April 2, 2019 / 4:36 PM / 3 months ago

BlackRock's Larry Fink overhauls leadership ranks in key business units

NEW YORK (Reuters) - BlackRock Inc, the world’s largest asset manager, has made changes to its senior leadership ranks aimed at winning more business from top institutional clients and boosting growth of its alternative investing business, according to a memo seen by Reuters on Tuesday.

FILE PHOTO: Larry Fink, Chief Executive Officer of BlackRock, stands at the Bloomberg Global Business forum in New York, U.S., September 26, 2018. REUTERS/Shannon Stapleton/File Photo

BlackRock, with more than $6 trillion in assets under management, is giving primary responsibility for those institutional clients to executives in local regions.

It is also putting Edwin Conway in charge of BlackRock Alternative Investors, a group of complex investment products that Chief Executive Larry Fink thinks can amp up the company’s profits.

BlackRock, known best for funds that track the stock and bond markets, has been putting more emphasis on so-called illiquid alternative investments, complex investments including private equity and real estate that typically come with higher fees and are more likely to be sold to an institution than a mom-and-pop investor.

Conway, previously head of Blackrock’s institutional client business, will succeed David Blumer, who is becoming an adviser. The alternative group’s chairman is Mark Wiseman, one of several people tipped as Fink’s possible successors .

As part of the changes, Mark McCombe, another potential Fink successor, takes on a new role as chief client officer to work with global clients, including governments, financial companies and investment consultants that steer money from big clients, such as pension funds. Rob Fairbairn, who is already responsible for some top clients, becomes a vice chairman.

Fink, one of BlackRock’s founders in 1988, has neither signaled any intention to leave nor publicly named a successor. He told analysts last year that he thinks the alternative investments business can be a source of major growth for the company.

Asset managers have been squeezed by rising competition and pressure to reduce fees, and in recent months many have been cutting jobs and costs. Even BlackRock, which has benefited by offering low-cost exchange-traded funds, announced layoffs in January. At the time Fink pledged to continue investing in what he sees as growth opportunities.

The changes “show our commitment to constant reinvention and to the ongoing development of our senior leaders,” Fink and BlackRock President Rob Kapito wrote in the memo. “They are also designed to reinvigorate our approach at every level of the firm – and with every employee – at a critical time.”

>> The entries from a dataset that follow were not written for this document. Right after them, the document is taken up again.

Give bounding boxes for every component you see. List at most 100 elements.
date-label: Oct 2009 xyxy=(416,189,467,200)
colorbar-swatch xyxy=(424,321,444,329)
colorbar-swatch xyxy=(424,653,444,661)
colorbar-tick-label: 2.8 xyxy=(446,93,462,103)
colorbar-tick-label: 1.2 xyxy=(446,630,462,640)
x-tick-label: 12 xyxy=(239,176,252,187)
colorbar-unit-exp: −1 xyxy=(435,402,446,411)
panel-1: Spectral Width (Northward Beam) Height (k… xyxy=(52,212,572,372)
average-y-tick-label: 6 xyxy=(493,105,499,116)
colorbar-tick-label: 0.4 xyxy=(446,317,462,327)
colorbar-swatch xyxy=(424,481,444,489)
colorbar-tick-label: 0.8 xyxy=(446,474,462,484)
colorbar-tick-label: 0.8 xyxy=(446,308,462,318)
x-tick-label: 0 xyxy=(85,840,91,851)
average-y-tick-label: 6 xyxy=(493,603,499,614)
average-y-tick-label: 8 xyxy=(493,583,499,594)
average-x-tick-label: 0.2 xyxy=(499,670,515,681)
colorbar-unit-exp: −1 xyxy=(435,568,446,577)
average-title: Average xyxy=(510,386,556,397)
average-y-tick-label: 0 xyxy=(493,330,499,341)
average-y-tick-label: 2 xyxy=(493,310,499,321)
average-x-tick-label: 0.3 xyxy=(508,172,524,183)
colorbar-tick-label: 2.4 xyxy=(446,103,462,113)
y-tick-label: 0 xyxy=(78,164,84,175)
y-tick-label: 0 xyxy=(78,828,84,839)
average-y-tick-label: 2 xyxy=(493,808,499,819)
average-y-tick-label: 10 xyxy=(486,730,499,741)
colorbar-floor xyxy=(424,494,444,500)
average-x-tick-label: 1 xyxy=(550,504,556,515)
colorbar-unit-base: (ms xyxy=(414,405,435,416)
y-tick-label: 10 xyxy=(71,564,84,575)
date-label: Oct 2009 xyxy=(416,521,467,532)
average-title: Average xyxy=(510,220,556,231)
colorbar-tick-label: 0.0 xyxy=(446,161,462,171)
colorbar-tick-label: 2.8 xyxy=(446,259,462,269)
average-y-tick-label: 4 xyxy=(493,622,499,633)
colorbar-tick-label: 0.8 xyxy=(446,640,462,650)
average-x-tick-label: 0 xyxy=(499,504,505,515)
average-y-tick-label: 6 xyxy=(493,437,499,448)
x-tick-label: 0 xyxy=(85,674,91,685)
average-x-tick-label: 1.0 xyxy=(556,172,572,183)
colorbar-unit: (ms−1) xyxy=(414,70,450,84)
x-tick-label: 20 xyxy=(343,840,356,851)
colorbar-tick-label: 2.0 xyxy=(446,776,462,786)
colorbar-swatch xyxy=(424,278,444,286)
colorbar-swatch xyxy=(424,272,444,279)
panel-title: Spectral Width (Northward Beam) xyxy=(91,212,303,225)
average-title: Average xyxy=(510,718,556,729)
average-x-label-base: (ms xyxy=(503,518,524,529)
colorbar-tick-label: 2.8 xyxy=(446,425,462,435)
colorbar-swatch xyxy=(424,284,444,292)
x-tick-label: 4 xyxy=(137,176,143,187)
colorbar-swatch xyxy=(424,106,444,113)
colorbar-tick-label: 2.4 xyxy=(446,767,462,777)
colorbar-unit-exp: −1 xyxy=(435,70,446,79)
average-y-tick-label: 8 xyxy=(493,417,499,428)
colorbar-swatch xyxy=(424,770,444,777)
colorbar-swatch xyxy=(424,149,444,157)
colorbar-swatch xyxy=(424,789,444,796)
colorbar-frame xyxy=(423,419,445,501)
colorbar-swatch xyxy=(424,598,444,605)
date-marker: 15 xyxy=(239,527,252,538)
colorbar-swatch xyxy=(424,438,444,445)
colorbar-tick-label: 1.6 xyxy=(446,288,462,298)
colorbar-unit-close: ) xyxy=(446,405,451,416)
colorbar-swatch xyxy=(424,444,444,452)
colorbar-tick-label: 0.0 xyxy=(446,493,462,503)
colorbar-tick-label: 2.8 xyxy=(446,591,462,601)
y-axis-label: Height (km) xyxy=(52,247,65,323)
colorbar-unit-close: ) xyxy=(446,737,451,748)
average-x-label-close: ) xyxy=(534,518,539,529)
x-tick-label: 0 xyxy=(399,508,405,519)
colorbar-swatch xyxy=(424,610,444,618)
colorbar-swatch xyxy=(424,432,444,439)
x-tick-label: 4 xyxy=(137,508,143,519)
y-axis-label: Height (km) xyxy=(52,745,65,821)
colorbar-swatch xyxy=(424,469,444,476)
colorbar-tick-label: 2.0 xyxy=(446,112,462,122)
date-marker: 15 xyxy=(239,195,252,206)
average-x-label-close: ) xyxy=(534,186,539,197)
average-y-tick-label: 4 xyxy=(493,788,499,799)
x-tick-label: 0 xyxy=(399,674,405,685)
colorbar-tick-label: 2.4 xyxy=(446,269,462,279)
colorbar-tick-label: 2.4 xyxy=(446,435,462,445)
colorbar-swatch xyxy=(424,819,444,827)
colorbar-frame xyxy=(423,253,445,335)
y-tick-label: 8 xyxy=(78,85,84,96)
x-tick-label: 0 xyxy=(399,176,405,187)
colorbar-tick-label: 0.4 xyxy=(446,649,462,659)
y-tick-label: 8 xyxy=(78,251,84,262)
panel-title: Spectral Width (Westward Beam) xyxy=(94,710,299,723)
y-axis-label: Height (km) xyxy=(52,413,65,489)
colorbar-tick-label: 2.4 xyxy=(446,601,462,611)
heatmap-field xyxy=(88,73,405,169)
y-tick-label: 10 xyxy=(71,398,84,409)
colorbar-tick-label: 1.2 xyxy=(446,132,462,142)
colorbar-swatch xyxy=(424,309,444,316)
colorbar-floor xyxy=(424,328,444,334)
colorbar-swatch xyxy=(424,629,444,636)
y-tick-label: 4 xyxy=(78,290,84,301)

Other changes announced on Tuesday included naming a new head of its Latin American business and corporate strategy. BlackRock elevated a new chief product officer, Patrick Olson, to a role that had been unfilled. Richard Prager, who runs the company’s trading and its lucrative operations lending out stocks, will retire. And Rick Rieder, a top BlackRock investor and global chief investment officer of fixed income, will be leading a “Global Allocation” team that picks investments across stocks, bonds and commodities.